Aufgrund der Tatsache, dass die Mehrheit der Patienten, die an einer neurocirculatorischen Dystonie leiden, sich in ihrer Meteosensitivität unterscheiden, wird empfohlen, dass der Verlauf der Adaptogene verwendet wird, um die Entwicklung klinischer Manifestationen der Erkrankung zu verhindern. Als Adaptogene werden pflanzliche Präparate verwendet, die eine tonische Wirkung auf die Strukturen des Gehirns, der Gefäßwände und auf alle Organe des menschlichen Körpers ausüben können. In Verbindung mit einer positiven indirekten Wirkung auf die im menschlichen Körper ablaufenden Stoffwechselprozesse verbessern Adaptogene die Widerstandsfähigkeit des Körpers gegenüber negativen Umwelteinflüssen und belastenden Wirkungen. Als adaptogenes Mittel für neurocirculatorische Dystonie ist die am häufigsten verwendete Tinktur von Eleutherococcus ein langer Kurs oder eine Tinktur von Ginseng. Bei der Verschreibung von Präparaten einer adaptogenen pharmakologischen Gruppe sollte beachtet werden, dass diese Medikamente den Blutdruck erhöhen können, was eine absolute Indikation für das Absetzen des Medikaments ist. Diese Medikamente sollten aus dem gleichen Grund nicht in der hypertensiven Version des Verlaufs der neurocirculatorischen Dystonie verwendet werden.

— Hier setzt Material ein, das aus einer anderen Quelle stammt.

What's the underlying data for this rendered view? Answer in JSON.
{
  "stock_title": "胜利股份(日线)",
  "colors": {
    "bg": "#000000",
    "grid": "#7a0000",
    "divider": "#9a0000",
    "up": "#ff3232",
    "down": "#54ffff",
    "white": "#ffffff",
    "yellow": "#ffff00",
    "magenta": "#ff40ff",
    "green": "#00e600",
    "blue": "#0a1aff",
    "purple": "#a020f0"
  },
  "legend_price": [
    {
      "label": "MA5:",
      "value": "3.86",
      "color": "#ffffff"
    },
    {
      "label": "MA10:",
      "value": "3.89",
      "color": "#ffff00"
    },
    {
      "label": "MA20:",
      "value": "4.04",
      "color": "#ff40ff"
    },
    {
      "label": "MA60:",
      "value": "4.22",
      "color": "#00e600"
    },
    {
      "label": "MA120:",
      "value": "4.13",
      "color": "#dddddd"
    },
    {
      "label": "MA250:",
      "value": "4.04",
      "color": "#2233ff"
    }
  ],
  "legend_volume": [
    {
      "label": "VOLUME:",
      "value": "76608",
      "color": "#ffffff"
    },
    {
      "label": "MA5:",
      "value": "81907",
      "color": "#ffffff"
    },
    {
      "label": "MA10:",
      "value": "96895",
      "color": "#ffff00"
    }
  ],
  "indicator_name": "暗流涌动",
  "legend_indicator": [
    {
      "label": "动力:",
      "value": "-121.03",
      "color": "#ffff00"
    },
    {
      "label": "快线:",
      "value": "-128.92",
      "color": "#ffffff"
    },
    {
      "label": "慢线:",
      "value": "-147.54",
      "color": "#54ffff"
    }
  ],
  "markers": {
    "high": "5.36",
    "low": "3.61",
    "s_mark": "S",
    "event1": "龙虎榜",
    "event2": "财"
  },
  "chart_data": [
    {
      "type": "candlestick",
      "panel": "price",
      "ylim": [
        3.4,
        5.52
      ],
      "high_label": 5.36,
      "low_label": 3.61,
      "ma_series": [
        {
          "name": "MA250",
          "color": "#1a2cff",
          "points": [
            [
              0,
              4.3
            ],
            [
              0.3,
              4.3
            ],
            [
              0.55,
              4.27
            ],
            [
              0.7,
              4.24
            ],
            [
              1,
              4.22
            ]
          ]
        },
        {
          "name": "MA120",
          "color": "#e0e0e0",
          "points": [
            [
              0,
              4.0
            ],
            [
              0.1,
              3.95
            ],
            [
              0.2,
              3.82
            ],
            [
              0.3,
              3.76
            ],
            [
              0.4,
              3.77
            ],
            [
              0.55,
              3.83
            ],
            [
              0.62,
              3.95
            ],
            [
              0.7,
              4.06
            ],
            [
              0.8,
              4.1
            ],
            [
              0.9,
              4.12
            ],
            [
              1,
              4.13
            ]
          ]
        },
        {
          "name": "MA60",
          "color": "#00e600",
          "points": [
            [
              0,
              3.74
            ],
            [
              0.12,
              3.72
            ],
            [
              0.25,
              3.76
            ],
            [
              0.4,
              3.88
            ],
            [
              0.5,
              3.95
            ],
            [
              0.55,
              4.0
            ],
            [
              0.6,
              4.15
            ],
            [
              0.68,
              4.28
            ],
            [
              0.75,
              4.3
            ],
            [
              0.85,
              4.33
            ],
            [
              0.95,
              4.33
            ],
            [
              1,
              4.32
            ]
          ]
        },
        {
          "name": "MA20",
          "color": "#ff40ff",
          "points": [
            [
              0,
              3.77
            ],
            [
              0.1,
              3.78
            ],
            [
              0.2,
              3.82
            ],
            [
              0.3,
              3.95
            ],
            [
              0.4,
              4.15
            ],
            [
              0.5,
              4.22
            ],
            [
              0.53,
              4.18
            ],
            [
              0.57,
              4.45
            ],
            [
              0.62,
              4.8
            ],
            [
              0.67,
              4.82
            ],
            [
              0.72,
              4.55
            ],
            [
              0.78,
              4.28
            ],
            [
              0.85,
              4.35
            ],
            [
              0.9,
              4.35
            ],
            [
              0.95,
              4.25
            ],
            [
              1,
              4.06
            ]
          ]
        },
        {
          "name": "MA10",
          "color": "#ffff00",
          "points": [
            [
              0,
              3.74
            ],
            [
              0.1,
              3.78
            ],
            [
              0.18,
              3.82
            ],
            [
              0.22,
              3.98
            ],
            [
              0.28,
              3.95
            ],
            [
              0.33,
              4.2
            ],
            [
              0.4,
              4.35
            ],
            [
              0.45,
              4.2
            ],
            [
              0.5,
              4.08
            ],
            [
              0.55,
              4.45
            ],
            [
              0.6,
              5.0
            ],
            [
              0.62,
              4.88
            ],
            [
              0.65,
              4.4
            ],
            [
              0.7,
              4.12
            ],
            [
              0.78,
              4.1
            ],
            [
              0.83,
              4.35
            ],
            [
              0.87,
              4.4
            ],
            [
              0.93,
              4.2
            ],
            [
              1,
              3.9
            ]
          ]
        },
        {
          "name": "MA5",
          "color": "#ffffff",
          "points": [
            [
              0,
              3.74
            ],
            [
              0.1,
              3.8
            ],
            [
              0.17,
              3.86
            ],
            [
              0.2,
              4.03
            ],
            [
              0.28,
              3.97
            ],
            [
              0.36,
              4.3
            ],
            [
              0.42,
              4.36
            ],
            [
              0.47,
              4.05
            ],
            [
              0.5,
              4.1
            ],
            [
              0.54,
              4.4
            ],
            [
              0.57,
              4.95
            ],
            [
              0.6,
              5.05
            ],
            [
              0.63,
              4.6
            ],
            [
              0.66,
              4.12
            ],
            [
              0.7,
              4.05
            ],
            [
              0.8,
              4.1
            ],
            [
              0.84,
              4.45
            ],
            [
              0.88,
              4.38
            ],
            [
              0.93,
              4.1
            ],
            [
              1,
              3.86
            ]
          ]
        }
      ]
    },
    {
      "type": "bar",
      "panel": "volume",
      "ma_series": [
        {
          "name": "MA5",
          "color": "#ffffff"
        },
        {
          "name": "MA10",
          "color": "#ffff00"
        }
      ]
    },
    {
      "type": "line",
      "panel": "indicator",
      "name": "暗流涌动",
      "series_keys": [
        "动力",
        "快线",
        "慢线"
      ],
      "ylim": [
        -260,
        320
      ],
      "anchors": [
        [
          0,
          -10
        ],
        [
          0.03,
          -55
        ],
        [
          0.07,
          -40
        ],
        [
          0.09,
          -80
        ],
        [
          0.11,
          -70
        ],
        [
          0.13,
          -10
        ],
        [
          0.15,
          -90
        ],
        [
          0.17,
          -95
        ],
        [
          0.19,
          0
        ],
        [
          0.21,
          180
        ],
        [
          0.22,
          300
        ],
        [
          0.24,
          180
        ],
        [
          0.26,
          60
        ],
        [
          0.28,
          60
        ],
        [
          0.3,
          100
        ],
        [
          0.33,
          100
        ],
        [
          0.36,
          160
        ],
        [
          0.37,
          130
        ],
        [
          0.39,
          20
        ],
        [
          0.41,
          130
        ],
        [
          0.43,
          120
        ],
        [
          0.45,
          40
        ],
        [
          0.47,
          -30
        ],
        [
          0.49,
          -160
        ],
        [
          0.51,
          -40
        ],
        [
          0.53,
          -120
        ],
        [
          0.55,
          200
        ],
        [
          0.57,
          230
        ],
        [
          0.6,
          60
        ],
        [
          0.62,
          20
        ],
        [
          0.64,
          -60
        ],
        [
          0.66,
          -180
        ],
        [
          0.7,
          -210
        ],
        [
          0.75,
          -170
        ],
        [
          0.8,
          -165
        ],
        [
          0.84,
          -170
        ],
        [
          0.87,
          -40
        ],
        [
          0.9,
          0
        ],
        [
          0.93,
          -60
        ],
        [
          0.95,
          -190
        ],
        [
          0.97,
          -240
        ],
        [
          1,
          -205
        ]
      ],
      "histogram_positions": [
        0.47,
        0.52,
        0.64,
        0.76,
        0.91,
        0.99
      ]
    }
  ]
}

Getrennt davon sollten wir die Verwendung von physiotherapeutischen Verfahren erwähnen, die in den meisten Fällen wirksam die Entwicklung von neurozirkulatorischen Krisen verhindern und eine positive Wirkung auf die Aktivität der Strukturen des zentralen Nervensystems haben. Die größte Anwendung fand sich in solchen Techniken wie Massage des Halsbereichs, Elektrosschlaf, Kohlendioxidbad und kreisförmige Kontrastdusche.

Als nicht-pharmakologische Therapieverfahren bei Neurozirkulationsstörungen ist die therapeutische Gymnastik, die zur Erhöhung der körperlichen Aktivitätstoleranz beiträgt und die psychische Gesundheit des Patienten günstig beeinflusst, von großer Bedeutung.

In Verbindung mit der Tatsache, dass die neurocirculatorische Dystonie unter keinen Umständen mit der Entwicklung von organischer Schädigung von Organen und Systemen des menschlichen Körpers einhergeht, ist das Ergebnis der Erkrankung gewöhnlich günstig. Die einzige Ausnahme bilden die Krisenvarianten des Verlaufs der neurozirkulatorischen Dystonie, die sich negativ auf die Lebensqualität und die Leistungsfähigkeit des Patienten auswirken.

Neurocirculatorische Dystonie ist, wie keine andere Pathologie, der Korrektur mittels Volksmedizin zugänglich, deren Wirkung auf die Normalisierung der Aktivität des Nervensystems gerichtet ist.